Despite the relatively small sample size of this study, the results are exciting. Previous studies have mainly focused on the biochemical response in PBC patients by clinical symptoms, pathological staging, and biochemical indicators [11, 15, 40, 42]. To our knowledge, this study was the first to use pretreatment MRI features to predict the insufficient biochemical response to UDCA in PBC patients. Our study has good generalizability and application prospects. On the one hand, the selection of pretreatment indicators can help in the screening of high-risk patients with a poor response so that early interventions can be implemented. On the other hand, the predictive indicators proposed in our study are based on nonenhanced MRI examinations, which are simple, easy to master, economical to use in practice, and free from risks such as contrast allergy.

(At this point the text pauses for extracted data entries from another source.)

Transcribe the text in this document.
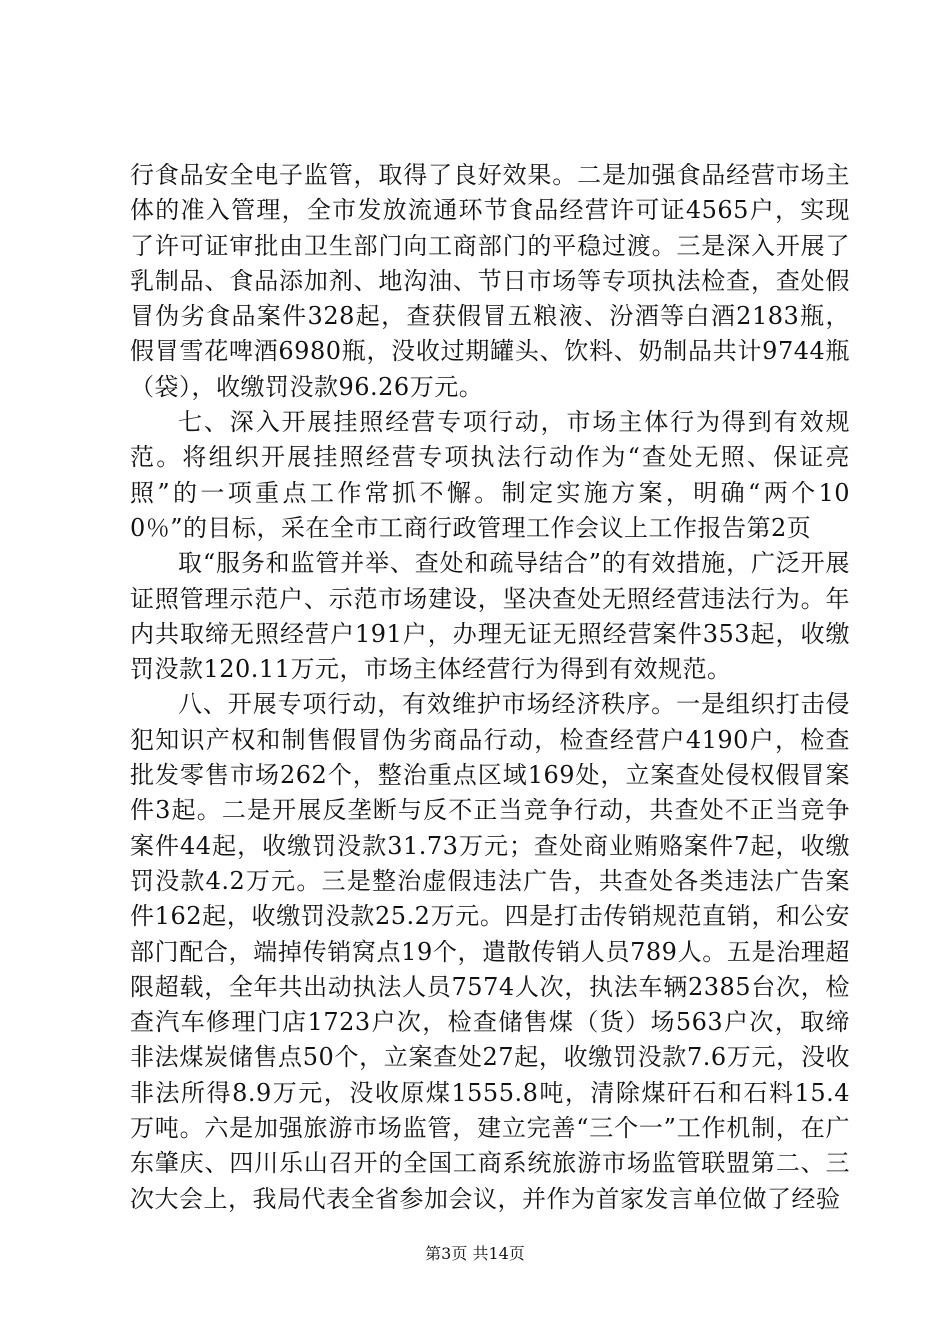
行食品安全电子监管，取得了良好效果。二是加强食品经营市场主体的准入管理，全市发放流通环节食品经营许可证4565户，实现了许可证审批由卫生部门向工商部门的平稳过渡。三是深入开展了乳制品、食品添加剂、地沟油、节日市场等专项执法检查，查处假冒伪劣食品案件328起，查获假冒五粮液、汾酒等白酒2183瓶，假冒雪花啤酒6980瓶，没收过期罐头、饮料、奶制品共计9744瓶（袋），收缴罚没款96.26万元。

七、深入开展挂照经营专项行动，市场主体行为得到有效规范。将组织开展挂照经营专项执法行动作为“查处无照、保证亮照”的一项重点工作常抓不懈。制定实施方案，明确“两个100％”的目标，采在全市工商行政管理工作会议上工作报告第2页

取“服务和监管并举、查处和疏导结合”的有效措施，广泛开展证照管理示范户、示范市场建设，坚决查处无照经营违法行为。年内共取缔无照经营户191户，办理无证无照经营案件353起，收缴罚没款120.11万元，市场主体经营行为得到有效规范。

八、开展专项行动，有效维护市场经济秩序。一是组织打击侵犯知识产权和制售假冒伪劣商品行动，检查经营户4190户，检查批发零售市场262个，整治重点区域169处，立案查处侵权假冒案件3起。二是开展反垄断与反不正当竞争行动，共查处不正当竞争案件44起，收缴罚没款31.73万元；查处商业贿赂案件7起，收缴罚没款4.2万元。三是整治虚假违法广告，共查处各类违法广告案件162起，收缴罚没款25.2万元。四是打击传销规范直销，和公安部门配合，端掉传销窝点19个，遣散传销人员789人。五是治理超限超载，全年共出动执法人员7574人次，执法车辆2385台次，检查汽车修理门店1723户次，检查储售煤（货）场563户次，取缔非法煤炭储售点50个，立案查处27起，收缴罚没款7.6万元，没收非法所得8.9万元，没收原煤1555.8吨，清除煤矸石和石料15.4万吨。六是加强旅游市场监管，建立完善“三个一”工作机制，在广东肇庆、四川乐山召开的全国工商系统旅游市场监管联盟第二、三次大会上，我局代表全省参加会议，并作为首家发言单位做了经验

第3页 共14页
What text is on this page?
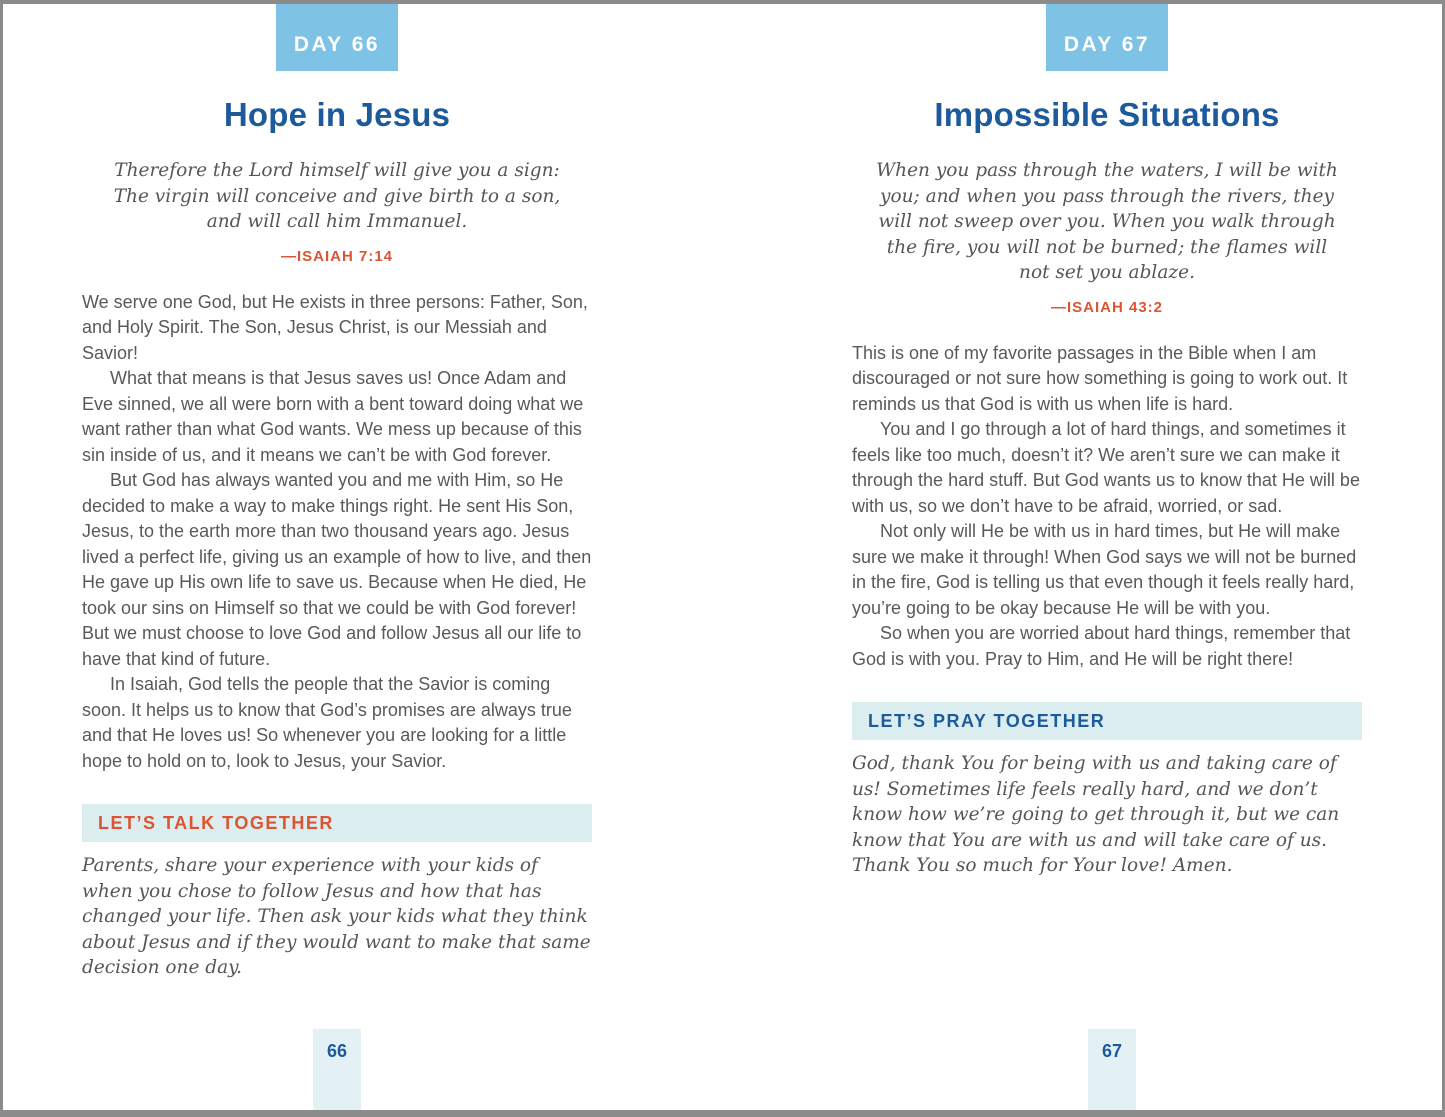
DAY 66
Hope in Jesus
Therefore the Lord himself will give you a sign: The virgin will conceive and give birth to a son, and will call him Immanuel.
—ISAIAH 7:14

We serve one God, but He exists in three persons: Father, Son, and Holy Spirit. The Son, Jesus Christ, is our Messiah and Savior!

What that means is that Jesus saves us! Once Adam and Eve sinned, we all were born with a bent toward doing what we want rather than what God wants. We mess up because of this sin inside of us, and it means we can’t be with God forever.

But God has always wanted you and me with Him, so He decided to make a way to make things right. He sent His Son, Jesus, to the earth more than two thousand years ago. Jesus lived a perfect life, giving us an example of how to live, and then He gave up His own life to save us. Because when He died, He took our sins on Himself so that we could be with God forever! But we must choose to love God and follow Jesus all our life to have that kind of future.

In Isaiah, God tells the people that the Savior is coming soon. It helps us to know that God’s promises are always true and that He loves us! So whenever you are looking for a little hope to hold on to, look to Jesus, your Savior.

LET’S TALK TOGETHER
Parents, share your experience with your kids of when you chose to follow Jesus and how that has changed your life. Then ask your kids what they think about Jesus and if they would want to make that same decision one day.
DAY 67
Impossible Situations
When you pass through the waters, I will be with you; and when you pass through the rivers, they will not sweep over you. When you walk through the fire, you will not be burned; the flames will not set you ablaze.
—ISAIAH 43:2

This is one of my favorite passages in the Bible when I am discouraged or not sure how something is going to work out. It reminds us that God is with us when life is hard.

You and I go through a lot of hard things, and sometimes it feels like too much, doesn’t it? We aren’t sure we can make it through the hard stuff. But God wants us to know that He will be with us, so we don’t have to be afraid, worried, or sad.

Not only will He be with us in hard times, but He will make sure we make it through! When God says we will not be burned in the fire, God is telling us that even though it feels really hard, you’re going to be okay because He will be with you.

So when you are worried about hard things, remember that God is with you. Pray to Him, and He will be right there!

LET’S PRAY TOGETHER
God, thank You for being with us and taking care of us! Sometimes life feels really hard, and we don’t know how we’re going to get through it, but we can know that You are with us and will take care of us. Thank You so much for Your love! Amen.
66	67
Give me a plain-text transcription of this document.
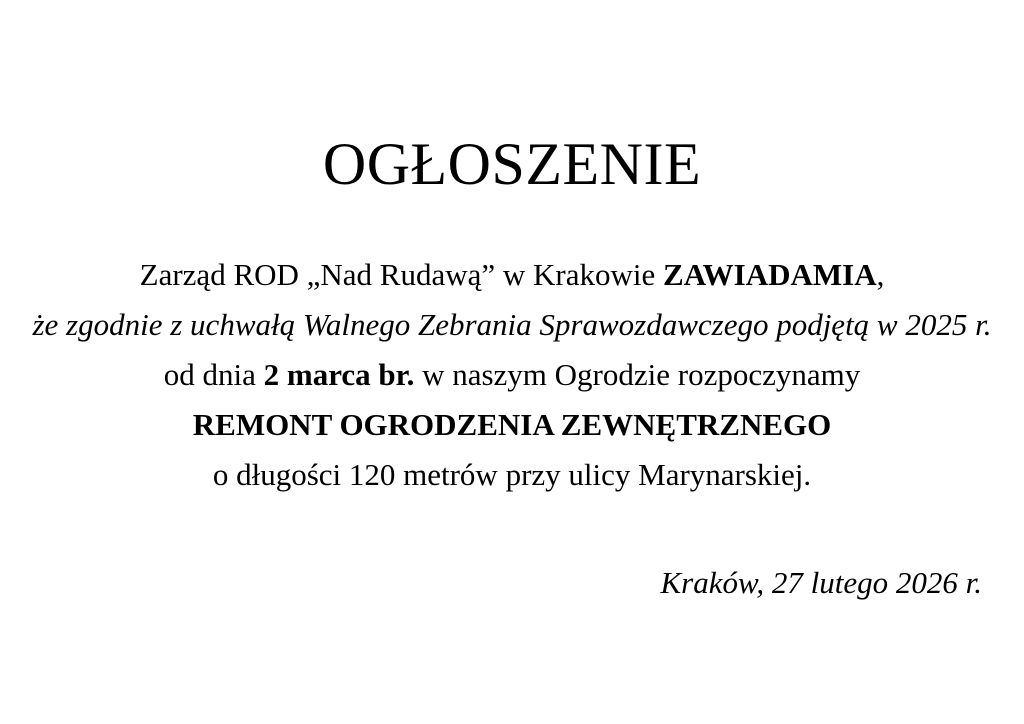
OGŁOSZENIE

Zarząd ROD „Nad Rudawą” w Krakowie ZAWIADAMIA,

że zgodnie z uchwałą Walnego Zebrania Sprawozdawczego podjętą w 2025 r.

od dnia 2 marca br. w naszym Ogrodzie rozpoczynamy

REMONT OGRODZENIA ZEWNĘTRZNEGO

o długości 120 metrów przy ulicy Marynarskiej.

Kraków, 27 lutego 2026 r.
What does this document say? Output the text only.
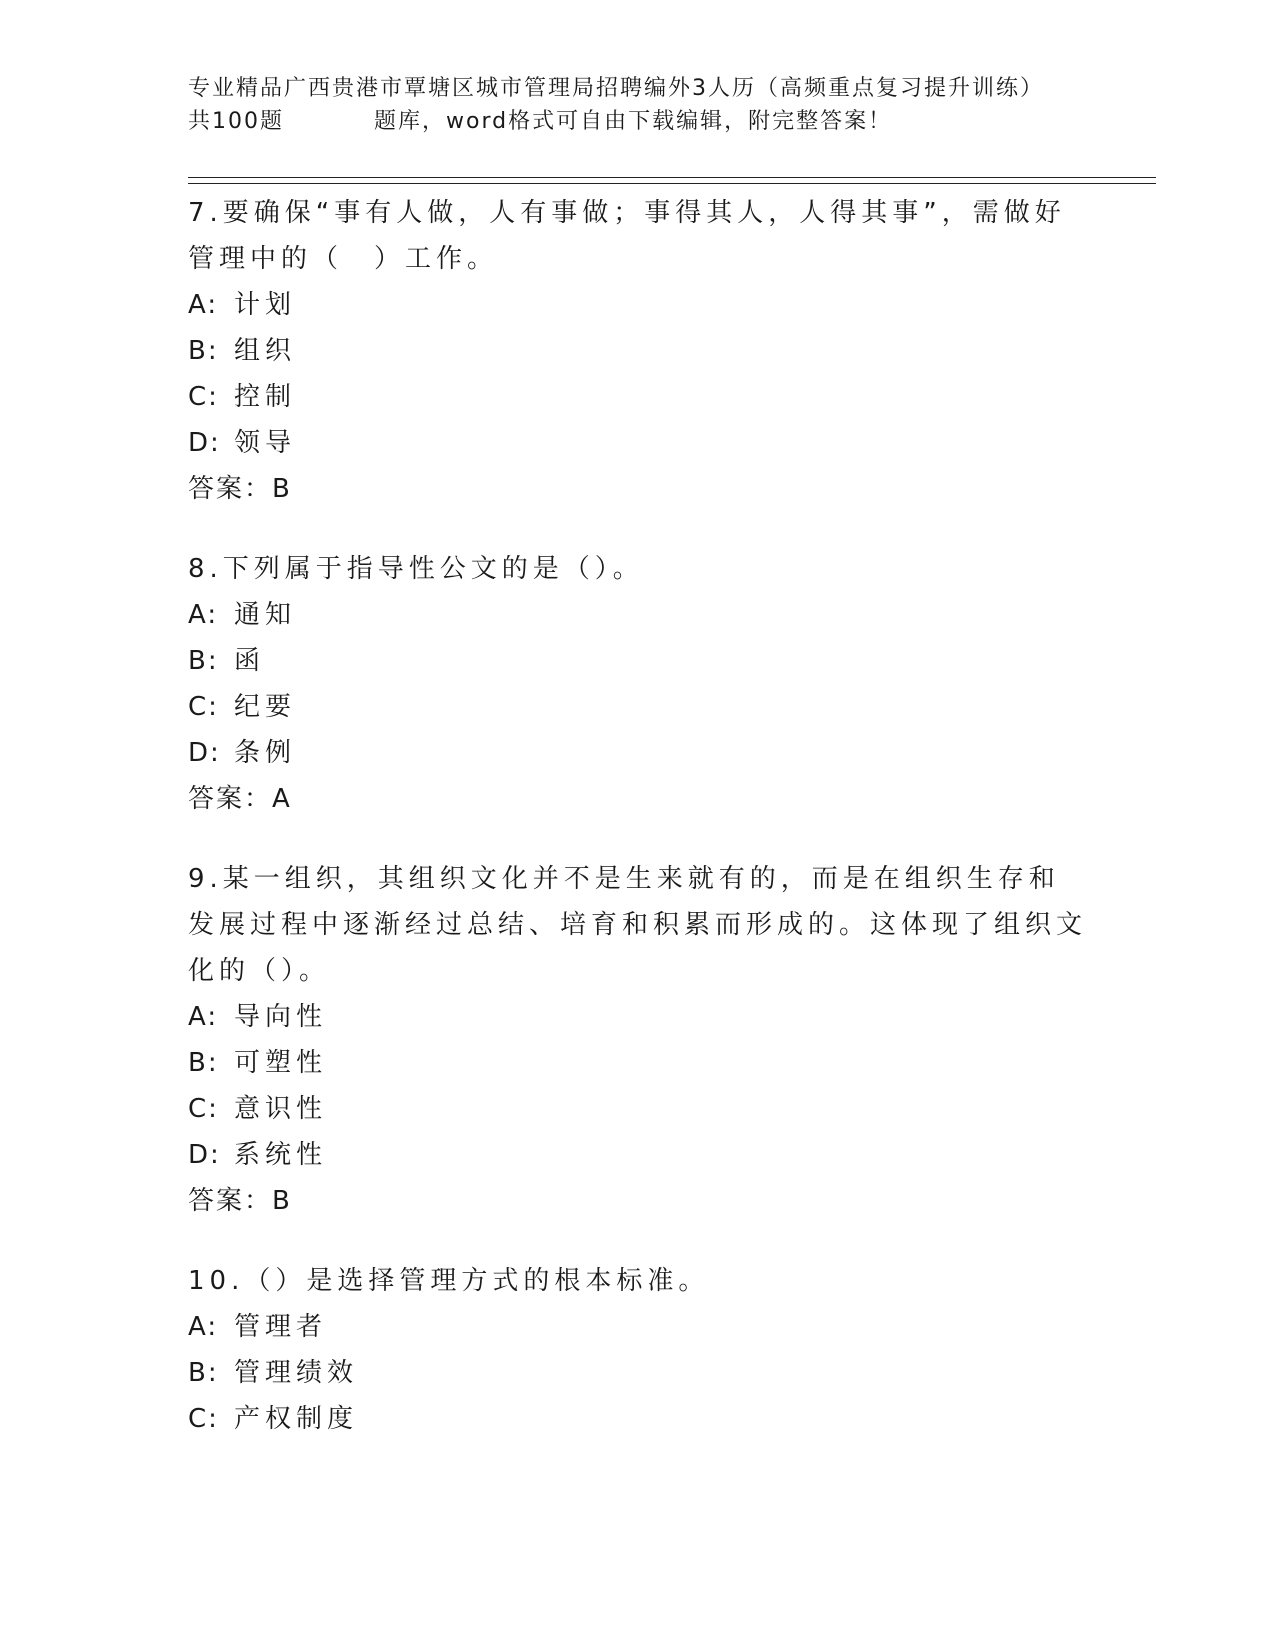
专业精品广西贵港市覃塘区城市管理局招聘编外3人历（高频重点复习提升训练）
共100题	题库，word格式可自由下载编辑，附完整答案！

7.要确保“事有人做，人有事做；事得其人，人得其事”，需做好管理中的（　）工作。

A: 计划
B: 组织
C: 控制
D: 领导
答案：B

8.下列属于指导性公文的是（）。

A: 通知
B: 函
C: 纪要
D: 条例
答案：A

9.某一组织，其组织文化并不是生来就有的，而是在组织生存和发展过程中逐渐经过总结、培育和积累而形成的。这体现了组织文化的（）。

A: 导向性
B: 可塑性
C: 意识性
D: 系统性
答案：B

10.（）是选择管理方式的根本标准。

A: 管理者
B: 管理绩效
C: 产权制度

This study had several limitations. First, substantial selection bias could have been introduced due to the retrospective nature of the study. Second, due to the limited sample size (most patients underwent only ultrasound without MRI examination before UDCA treatment), in future studies, we would like to prospectively include a large sample size to find more stable noninvasive indicators that can effectively predict the biochemical response to UDCA therapy in PBC patients before changes in serological indicators occur, such as 6 months or earlier. Finally, this study was a retrospective case-control study, which might not accurately reflect real clinical conditions. Further large-scale multicentre studies are warranted to validate our model.

In conclusion, a noninvasive model based on pretreatment nonenhanced MRI features could predict an insufficient biochemical response in PBC patients after UDCA treatment. A nomogram based on potential risk factors may be used as a tool for clinicians to screen out patients who are not responding well to UDCA in advance so that early interventions can be implemented.